In an appeal filing with the Second Circuit, Apple attorneys pressed their argument that Judge Denise Cote blew it when she found Apple liable for its role in an alleged conspiracy to fix e-book prices, and pleaded for a reversal.

Calling the DoJ’s e-book price-fixing case an “incoherent attack on supposed collusion,” Apple stressed the unprecedented nature of Cote's 2013 decision.

“Never before has a court found a company liable under the antitrust laws for entry into a market dominated by a single company, through admittedly vertical and lawful distribution agreements, to launch an enterprise that the court admitted benefited consumers and competition, where the company did not desire higher prices and the agreements did not specify prices to be charged, and which resulted in more competition, lower market prices, and increased market output,” Apple attorneys argued. “Plaintiffs do not cite a single analogous case, and there is none. The district court’s decision finding Apple per se liable under the antitrust laws was therefore reversible error.”

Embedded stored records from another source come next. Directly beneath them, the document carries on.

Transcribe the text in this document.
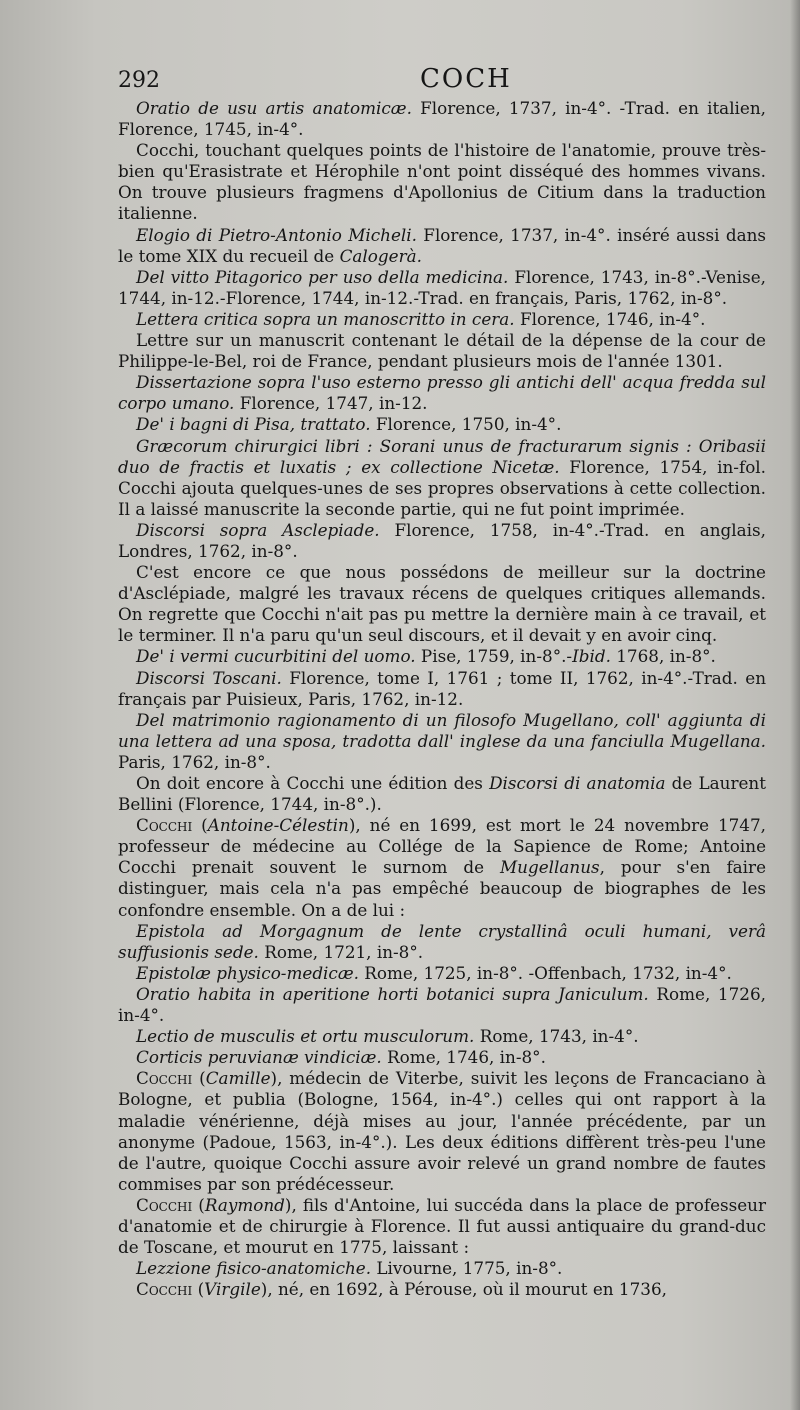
292	COCH

Oratio de usu artis anatomicæ. Florence, 1737, in-4°. -Trad. en italien, Florence, 1745, in-4°.

Cocchi, touchant quelques points de l'histoire de l'anatomie, prouve très-bien qu'Erasistrate et Hérophile n'ont point disséqué des hommes vivans. On trouve plusieurs fragmens d'Apollonius de Citium dans la traduction italienne.

Elogio di Pietro-Antonio Micheli. Florence, 1737, in-4°. inséré aussi dans le tome XIX du recueil de Calogerà.

Del vitto Pitagorico per uso della medicina. Florence, 1743, in-8°.-Venise, 1744, in-12.-Florence, 1744, in-12.-Trad. en français, Paris, 1762, in-8°.

Lettera critica sopra un manoscritto in cera. Florence, 1746, in-4°.

Lettre sur un manuscrit contenant le détail de la dépense de la cour de Philippe-le-Bel, roi de France, pendant plusieurs mois de l'année 1301.

Dissertazione sopra l'uso esterno presso gli antichi dell' acqua fredda sul corpo umano. Florence, 1747, in-12.

De' i bagni di Pisa, trattato. Florence, 1750, in-4°.

Græcorum chirurgici libri : Sorani unus de fracturarum signis : Oribasii duo de fractis et luxatis ; ex collectione Nicetæ. Florence, 1754, in-fol. Cocchi ajouta quelques-unes de ses propres observations à cette collection. Il a laissé manuscrite la seconde partie, qui ne fut point imprimée.

Discorsi sopra Asclepiade. Florence, 1758, in-4°.-Trad. en anglais, Londres, 1762, in-8°.

C'est encore ce que nous possédons de meilleur sur la doctrine d'Asclépiade, malgré les travaux récens de quelques critiques allemands. On regrette que Cocchi n'ait pas pu mettre la dernière main à ce travail, et le terminer. Il n'a paru qu'un seul discours, et il devait y en avoir cinq.

De' i vermi cucurbitini del uomo. Pise, 1759, in-8°.-Ibid. 1768, in-8°.

Discorsi Toscani. Florence, tome I, 1761 ; tome II, 1762, in-4°.-Trad. en français par Puisieux, Paris, 1762, in-12.

Del matrimonio ragionamento di un filosofo Mugellano, coll' aggiunta di una lettera ad una sposa, tradotta dall' inglese da una fanciulla Mugellana. Paris, 1762, in-8°.

On doit encore à Cocchi une édition des Discorsi di anatomia de Laurent Bellini (Florence, 1744, in-8°.).

Cocchi (Antoine-Célestin), né en 1699, est mort le 24 novembre 1747, professeur de médecine au Collége de la Sapience de Rome; Antoine Cocchi prenait souvent le surnom de Mugellanus, pour s'en faire distinguer, mais cela n'a pas empêché beaucoup de biographes de les confondre ensemble. On a de lui :

Epistola ad Morgagnum de lente crystallinâ oculi humani, verâ suffusionis sede. Rome, 1721, in-8°.

Epistolæ physico-medicæ. Rome, 1725, in-8°. -Offenbach, 1732, in-4°.

Oratio habita in aperitione horti botanici supra Janiculum. Rome, 1726, in-4°.

Lectio de musculis et ortu musculorum. Rome, 1743, in-4°.

Corticis peruvianæ vindiciæ. Rome, 1746, in-8°.

Cocchi (Camille), médecin de Viterbe, suivit les leçons de Francaciano à Bologne, et publia (Bologne, 1564, in-4°.) celles qui ont rapport à la maladie vénérienne, déjà mises au jour, l'année précédente, par un anonyme (Padoue, 1563, in-4°.). Les deux éditions diffèrent très-peu l'une de l'autre, quoique Cocchi assure avoir relevé un grand nombre de fautes commises par son prédécesseur.

Cocchi (Raymond), fils d'Antoine, lui succéda dans la place de professeur d'anatomie et de chirurgie à Florence. Il fut aussi antiquaire du grand-duc de Toscane, et mourut en 1775, laissant :

Lezzione fisico-anatomiche. Livourne, 1775, in-8°.

Cocchi (Virgile), né, en 1692, à Pérouse, où il mourut en 1736,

The brief is Apple’s reply to the DoJ’s May filing in support of Cote's 2013 verdict, and potentially hundreds of millions of dollars in damages could be riding on the outcome of Apple's appeal. Last month Apple and the state and consumer classes reached a proposed settlement on monetary damages, terms of which are due to be filed this week with Judge Cote. But, according to a letter filed with the court, any damages payment under the settlement would be contingent upon the outcome of Apple’s appeal.

In its first appeal brief, filed in February, Apple attorneys argued that Cote simply botched the case, an argument they doubled down on in their latest broadside, claiming again that Cote relied on too many inferences drawn from “highly ambiguous” evidence, and that Apple’s entry into the e-book market was undeniably "pro-competitive."

“Apple’s entry led to a fundamental shift from a market dominated by a single retail price-setter to a market with thousands of independent price-setters in competition with one another,” the brief states. And while Apple concedes that some e-book prices did rise as a result of the agency switch they helped to orchestrate, overall, their entry “dramatically increased competition" in the trade e-book market.

In its version of events, Apple admits that it used the publishers’ concerns over Amazon to its advantage, but denies any collusion, or conspiracy.

“Apple knew that the publishers were unhappy with Amazon and its $9.99 loss-leader prices. It knew that the publishers thought Amazon’s prices were too low and threatened the publishing industry. It knew that the publishers wanted higher prices for new releases. And it knew that they tended to act in parallel fashion,” the brief acknowledges. “That Apple used the leverage created by market dynamics and the publishers’ well-publicized antipathy toward Amazon to enter the market is quintessential competition, not conspiracy.”

In an interesting footnote, Apple attorneys refer to Amazon’s current terms dispute with Hachette, noting that “in the wake of the injunction restricting Apple’s lawful activities, Amazon reportedly continues to exert market power over the publishers by refusing to sell books if they do not agree to its terms.” (Of course, Apple reportedly did the same thing to Random House, alllegedly threatening to reject Random House apps from the App Store if Random House did not agree to sign an agency deal for e-books, which it eventually did, in 2011.)

In its telling of events, however, DoJ attorneys argue that Apple entered into the conspiracy because it wanted an e-book retail platform for the iPad, but did not want to compete with Amazon on price. And in her July 10, 2013 verdict, Judge Denise Cote found Apple liable for "facilitating and encouraging the Publisher Defendants’ collective, illegal restraint of trade." Although she acknowledged Apple’s "independent business reasons for creating an e-bookstore and for adopting an agency model,” she found that "the totality of the evidence leads inextricably to the finding that Apple chose to join forces with the Publisher Defendants to raise e-book prices, and equipped them with the means to do so.”

By now the Second Circuit must be getting familiar with the price-fixing case: Apple has already lost two minor appeals related to the case, and late last month, two publishers filed an appeal with the Second Circuit arguing that Judge Denise Cote’s 2013 final order against Apple illegally amended their e-book price-fixing settlements from 2012, and made a timely return to a straight “no-discount” agency model all but impossible.